Benchmark | Iterations | Time per op (ns) | Bytes per op | Allocs per op |
---|---|---|---|---|
BenchmarkUnbatchedIO-14 | 87 | 12,766,433 | 1,280,424 | 10,007 |
BenchmarkBatchedIO-14 | 1324 | 993,912 | 2,458,026 | 207 |
File I/O benchmarks showed the most dramatic gains. The batched version was over 12 times faster than the unbatched one, with far fewer syscalls and significantly lower execution time. Grouping disk writes amortized the I/O cost, leading to a huge efficiency boost despite temporarily using more memory.
Benchmark | Iterations | Time per op (ns) | Bytes per op | Allocs per op |
---|---|---|---|---|
BenchmarkUnbatchedCrypto-14 | 978 | 1,232,242 | 2,559,840 | 30,000 |
BenchmarkBatchedCrypto-14 | 1760 | 675,303 | 2,470,406 | 400 |
The cryptographic benchmarks demonstrated batching’s value in CPU-bound scenarios. Batched hashing nearly halved the total processing time while reducing allocation count by more than 70x. This reinforces batching as an effective strategy even in CPU-intensive workloads where fewer operations yield better locality and cache behavior.
When To Use Batching¶
Use batching when:
- Individual operations are expensive (e.g., I/O, RPC, DB writes). Grouping multiple operations into a single batch reduces the overhead of repeated calls and improves efficiency.
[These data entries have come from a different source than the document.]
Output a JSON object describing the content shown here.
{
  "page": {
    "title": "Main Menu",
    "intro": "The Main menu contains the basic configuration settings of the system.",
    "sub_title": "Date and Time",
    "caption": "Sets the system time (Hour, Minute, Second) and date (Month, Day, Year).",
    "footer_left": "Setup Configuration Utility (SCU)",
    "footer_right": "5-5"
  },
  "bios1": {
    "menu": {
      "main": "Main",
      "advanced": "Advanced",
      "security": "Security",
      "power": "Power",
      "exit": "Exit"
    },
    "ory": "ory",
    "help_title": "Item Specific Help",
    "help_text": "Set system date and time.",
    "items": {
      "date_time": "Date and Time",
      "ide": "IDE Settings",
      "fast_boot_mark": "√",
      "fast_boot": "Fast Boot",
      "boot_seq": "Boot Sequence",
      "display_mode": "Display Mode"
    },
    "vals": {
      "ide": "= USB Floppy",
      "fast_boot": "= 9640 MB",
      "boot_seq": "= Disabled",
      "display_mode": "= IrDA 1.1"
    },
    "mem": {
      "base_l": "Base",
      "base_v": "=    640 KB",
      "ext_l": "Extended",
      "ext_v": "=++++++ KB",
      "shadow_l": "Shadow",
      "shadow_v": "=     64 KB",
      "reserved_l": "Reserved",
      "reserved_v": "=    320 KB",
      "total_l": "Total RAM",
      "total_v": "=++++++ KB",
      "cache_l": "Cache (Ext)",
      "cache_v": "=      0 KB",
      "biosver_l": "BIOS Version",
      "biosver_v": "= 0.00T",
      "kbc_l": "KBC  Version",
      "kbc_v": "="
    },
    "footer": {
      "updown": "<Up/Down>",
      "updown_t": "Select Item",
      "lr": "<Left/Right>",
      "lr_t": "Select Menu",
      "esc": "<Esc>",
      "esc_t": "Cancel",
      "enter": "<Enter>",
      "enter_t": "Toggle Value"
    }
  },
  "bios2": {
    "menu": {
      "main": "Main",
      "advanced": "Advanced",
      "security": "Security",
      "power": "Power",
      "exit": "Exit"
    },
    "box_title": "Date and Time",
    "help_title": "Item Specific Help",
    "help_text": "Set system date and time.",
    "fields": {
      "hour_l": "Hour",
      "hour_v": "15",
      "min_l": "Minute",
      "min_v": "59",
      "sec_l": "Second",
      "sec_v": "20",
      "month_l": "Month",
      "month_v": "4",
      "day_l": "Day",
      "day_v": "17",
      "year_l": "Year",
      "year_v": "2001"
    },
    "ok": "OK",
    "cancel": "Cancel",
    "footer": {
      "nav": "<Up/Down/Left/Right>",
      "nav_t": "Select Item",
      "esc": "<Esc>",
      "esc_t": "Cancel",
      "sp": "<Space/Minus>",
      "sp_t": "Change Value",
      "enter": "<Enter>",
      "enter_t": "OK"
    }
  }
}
- The system benefits from reducing the frequency of external interactions. Fewer external calls can ease load on downstream systems and reduce contention or rate-limiting issues.
- You have some tolerance for per-item latency in favor of higher throughput. Batching introduces slight delays but can significantly increase overall system throughput.
Avoid batching when:
- Immediate action is required for each individual input. Delaying processing to build a batch may violate time-sensitive requirements.
- Holding data introduces risk (e.g., crash before flush). If data must be processed or persisted immediately to avoid loss, batching can be unsafe.
- Predictable latency is more important than throughput. Batching adds variability in timing, which may not be acceptable in systems with strict latency expectations.